4.6 C onclusions an d Sum m ary
There was considerable variability in both the diatom assemblages and environment in both training sets. The major environmental gradients determined by principal components analysis were alkalinity and phosphorus and the sites from both training sets conformed well to the a priori selection of these variables. In the rope data, there was a clear species response to alkalinity, identified from detrended correspondence analysis, and despite other variables having a clear influence (i.e. silica, ionic content and manganese), phosphorus showed highly significant correlations with the patterns in species distribution. The tile training set data also showed alkalinity as a dominant factor in shaping the species assemblages, but the role of phosphorus appeared to be greater than in the rope samples, with a higher correlation on the first DCA axis. The importance of flow was also more significant in the tile data, and was attributed to the greater exposure to laminar flow patterns over the flat tile surface.

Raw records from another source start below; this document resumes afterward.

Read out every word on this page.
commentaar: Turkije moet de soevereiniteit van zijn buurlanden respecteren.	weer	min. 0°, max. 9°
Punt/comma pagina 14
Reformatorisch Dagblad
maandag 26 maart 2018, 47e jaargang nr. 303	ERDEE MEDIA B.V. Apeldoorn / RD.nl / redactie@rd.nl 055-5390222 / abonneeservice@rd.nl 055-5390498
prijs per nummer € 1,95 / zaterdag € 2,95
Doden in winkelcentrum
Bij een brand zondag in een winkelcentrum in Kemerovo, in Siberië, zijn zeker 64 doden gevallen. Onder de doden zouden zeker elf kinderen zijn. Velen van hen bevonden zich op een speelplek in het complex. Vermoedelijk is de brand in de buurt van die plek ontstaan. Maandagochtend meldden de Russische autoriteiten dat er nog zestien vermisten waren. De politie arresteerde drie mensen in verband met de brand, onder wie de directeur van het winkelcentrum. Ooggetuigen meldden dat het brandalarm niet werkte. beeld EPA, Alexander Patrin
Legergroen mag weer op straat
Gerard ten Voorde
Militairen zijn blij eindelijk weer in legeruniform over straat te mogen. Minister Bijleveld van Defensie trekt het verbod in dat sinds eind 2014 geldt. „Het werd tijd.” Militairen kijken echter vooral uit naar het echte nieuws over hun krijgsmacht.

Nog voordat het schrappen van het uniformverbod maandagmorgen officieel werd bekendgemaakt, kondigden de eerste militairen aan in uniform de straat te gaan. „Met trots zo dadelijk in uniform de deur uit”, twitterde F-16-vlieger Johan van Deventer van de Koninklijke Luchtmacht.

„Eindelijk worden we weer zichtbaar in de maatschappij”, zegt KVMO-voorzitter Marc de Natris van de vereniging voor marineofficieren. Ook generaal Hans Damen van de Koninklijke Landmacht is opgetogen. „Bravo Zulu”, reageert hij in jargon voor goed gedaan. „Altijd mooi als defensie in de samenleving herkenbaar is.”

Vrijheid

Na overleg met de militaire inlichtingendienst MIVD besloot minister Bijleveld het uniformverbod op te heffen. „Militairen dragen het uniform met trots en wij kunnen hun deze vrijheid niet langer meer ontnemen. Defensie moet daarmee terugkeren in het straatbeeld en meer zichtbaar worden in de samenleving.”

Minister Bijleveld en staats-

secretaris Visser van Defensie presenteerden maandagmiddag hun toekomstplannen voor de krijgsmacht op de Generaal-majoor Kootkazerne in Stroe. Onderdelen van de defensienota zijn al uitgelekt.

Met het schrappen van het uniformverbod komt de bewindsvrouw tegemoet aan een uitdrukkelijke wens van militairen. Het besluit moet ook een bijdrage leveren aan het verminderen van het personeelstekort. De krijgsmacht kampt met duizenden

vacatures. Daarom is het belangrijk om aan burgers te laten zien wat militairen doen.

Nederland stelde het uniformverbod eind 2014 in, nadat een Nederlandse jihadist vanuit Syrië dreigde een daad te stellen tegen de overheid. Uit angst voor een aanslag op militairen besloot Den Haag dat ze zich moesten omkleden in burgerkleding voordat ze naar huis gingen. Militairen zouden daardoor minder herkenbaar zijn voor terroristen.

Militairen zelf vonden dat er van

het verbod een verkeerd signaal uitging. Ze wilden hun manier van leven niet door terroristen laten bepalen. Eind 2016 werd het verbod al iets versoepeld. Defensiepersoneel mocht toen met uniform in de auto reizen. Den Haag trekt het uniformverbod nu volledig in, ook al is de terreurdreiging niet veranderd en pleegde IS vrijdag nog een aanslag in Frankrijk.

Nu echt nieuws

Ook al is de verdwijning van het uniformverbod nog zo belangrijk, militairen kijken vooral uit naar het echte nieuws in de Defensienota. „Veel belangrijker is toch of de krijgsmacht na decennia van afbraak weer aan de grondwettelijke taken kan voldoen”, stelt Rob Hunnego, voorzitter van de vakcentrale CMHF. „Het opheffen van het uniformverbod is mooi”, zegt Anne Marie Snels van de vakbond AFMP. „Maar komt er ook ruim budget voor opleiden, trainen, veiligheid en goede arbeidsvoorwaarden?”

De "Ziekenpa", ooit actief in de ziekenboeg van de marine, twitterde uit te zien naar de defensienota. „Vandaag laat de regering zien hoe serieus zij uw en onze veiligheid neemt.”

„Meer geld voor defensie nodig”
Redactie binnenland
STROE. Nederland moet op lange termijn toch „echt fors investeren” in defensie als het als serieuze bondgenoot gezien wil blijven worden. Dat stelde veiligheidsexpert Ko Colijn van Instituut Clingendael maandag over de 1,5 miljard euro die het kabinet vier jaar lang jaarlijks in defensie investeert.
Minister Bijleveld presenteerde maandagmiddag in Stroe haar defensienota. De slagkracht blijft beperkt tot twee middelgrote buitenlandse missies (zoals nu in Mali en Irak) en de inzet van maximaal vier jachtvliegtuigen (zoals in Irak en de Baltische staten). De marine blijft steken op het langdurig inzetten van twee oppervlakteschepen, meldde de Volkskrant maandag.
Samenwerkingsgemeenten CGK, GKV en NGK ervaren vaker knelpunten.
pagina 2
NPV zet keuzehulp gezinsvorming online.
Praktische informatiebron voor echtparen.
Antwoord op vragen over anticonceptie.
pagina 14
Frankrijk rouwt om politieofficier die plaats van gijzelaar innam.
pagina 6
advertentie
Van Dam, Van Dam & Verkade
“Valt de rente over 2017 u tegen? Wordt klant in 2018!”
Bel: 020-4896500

These patterns were confirmed with the use of direct multivariate gradient analysis (CCA) and with forward selection a subset of variables was identified that independently explained the floristic patterns. Alkalinity was the strongest gradient in the rope data, followed by total phosphorus. The tile samples showed a similar response to phosphorus but the influence of alkalinity was reduced to slightly below that of TP. The choice of using TP as an explanatory variable rather than filterable reactive phosphorus (FRP) had only a very minor statistical advantage and thus either variable is considered suitable for the purposes of this study. With the inclusion of good cation and anion chemistry, conductivity was identified as having excessive collinearity within CCA. This was due to conductivity being dependant on both calcium and the concentration of the other major ion, which were not correlated at all sites. Conductivity was therefore removed from the analysis in both data-sets.
CCA was also used to screen for outlying samples, with unusual environmental-species relations. Only one sample from the rope training set was prominent as a possible outlier (720), but it did not completely satisfy the predetermined criteria for outliers, and was thus left in for further analysis. There were no outliers from the tile sample.
Despite the complexities of diatom responses to their environment, much of which cannot be measured reliably, both the rope and tile substrata yielded diatom assemblages that showed a clear response to phosphorus in lowland rivers. Their suitability was further evaluated by the use of CCA, constrained only to the TP gradient. Both training sets showed X i’X i ratios of > 0.5 and can therefore be considered as appropriate for weighted averaging methods to model phosphorus in lowland rivers. The advantage of one substratum over the other remains unclear. Both substrata yielded different, but equally valid diatom assemblages suitable for modelling. The tiles did have the disadvantage of lower recovery rates but by the placement of duplicates, or an efficient method of securing them to the river bed, it is postulated that this problem could be overcome.